Der Sayyidah-Zaynab-Schrein südlich von Damaskus
Der Sayyidah-Zaynab-Schrein südlich von Damaskus (Quelle: JNS)

Das iranische Regime verschanzt sich in zivilen Gebieten in Syrien und baut dort eine seinen militärischen Bedürfnissen entsprechende Infrastruktur auf.

Yaakov Lappin

Die radikale schiitische Achse unter iranischer Führung verfolgt ein ehrgeiziges Programm zur »Verschanzung unter Zivilisten« in den südlichen Außenbezirken von Damaskus. Dies sei Teil einer umfassenderen Strategie zur Schaffung eines logistischen und militärischen Drehkreuzes für die Islamische Republik, warnt die israelische Nichtregierungsorganisation Alma Research and Education Center.
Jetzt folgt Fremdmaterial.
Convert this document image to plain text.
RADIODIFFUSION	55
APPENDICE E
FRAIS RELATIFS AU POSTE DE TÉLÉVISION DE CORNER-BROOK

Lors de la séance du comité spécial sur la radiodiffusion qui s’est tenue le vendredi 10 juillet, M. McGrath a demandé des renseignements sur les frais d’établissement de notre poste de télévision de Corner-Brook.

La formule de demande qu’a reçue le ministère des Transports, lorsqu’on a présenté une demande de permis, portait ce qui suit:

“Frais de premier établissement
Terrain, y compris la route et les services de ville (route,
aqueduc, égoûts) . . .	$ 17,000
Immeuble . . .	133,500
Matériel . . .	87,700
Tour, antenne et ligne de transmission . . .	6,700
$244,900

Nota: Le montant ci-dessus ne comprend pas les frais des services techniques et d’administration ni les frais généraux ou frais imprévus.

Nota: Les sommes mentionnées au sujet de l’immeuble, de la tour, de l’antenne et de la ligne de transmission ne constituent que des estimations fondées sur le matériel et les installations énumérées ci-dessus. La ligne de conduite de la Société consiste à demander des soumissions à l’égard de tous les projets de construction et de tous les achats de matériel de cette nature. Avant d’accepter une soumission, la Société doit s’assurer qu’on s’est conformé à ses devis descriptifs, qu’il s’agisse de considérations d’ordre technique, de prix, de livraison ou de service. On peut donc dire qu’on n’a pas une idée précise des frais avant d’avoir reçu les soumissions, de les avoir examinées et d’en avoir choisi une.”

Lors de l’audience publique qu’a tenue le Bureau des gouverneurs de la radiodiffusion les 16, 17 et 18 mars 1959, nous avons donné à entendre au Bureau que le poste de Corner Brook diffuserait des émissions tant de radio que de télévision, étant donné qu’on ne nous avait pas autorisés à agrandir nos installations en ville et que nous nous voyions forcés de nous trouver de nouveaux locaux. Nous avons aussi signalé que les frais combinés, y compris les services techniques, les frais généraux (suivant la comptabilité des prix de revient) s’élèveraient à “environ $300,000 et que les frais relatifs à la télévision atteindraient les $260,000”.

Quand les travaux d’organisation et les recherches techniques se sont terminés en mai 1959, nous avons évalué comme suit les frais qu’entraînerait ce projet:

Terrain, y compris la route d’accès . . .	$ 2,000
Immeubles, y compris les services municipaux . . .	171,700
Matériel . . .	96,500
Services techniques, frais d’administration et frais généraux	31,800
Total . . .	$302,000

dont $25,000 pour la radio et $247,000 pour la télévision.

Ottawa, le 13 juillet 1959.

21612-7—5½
In einem Ende September veröffentlichten Bericht lenkte das Alma-Zentrum die Aufmerksamkeit auf das Gebiet um den Sayyidah-Zaynab-Schrein südlich von Damaskus und beschrieb es als »Epizentrum einer wachsenden schiitischen Basis mit iranischer Verbindung«. In dem Bericht wird besonders auf die sich verändernde demografische Situation in diesem Gebiet hingewiesen. Das Sayyidah-Zaynab-Gelände ist um das Grab von Zaynab herum gebaut, der Enkelin des islamischen Propheten Muhammad und Tochter von Ali ibn Abi Talib, dem vierten Kalifen und ersten schiitischen Imam.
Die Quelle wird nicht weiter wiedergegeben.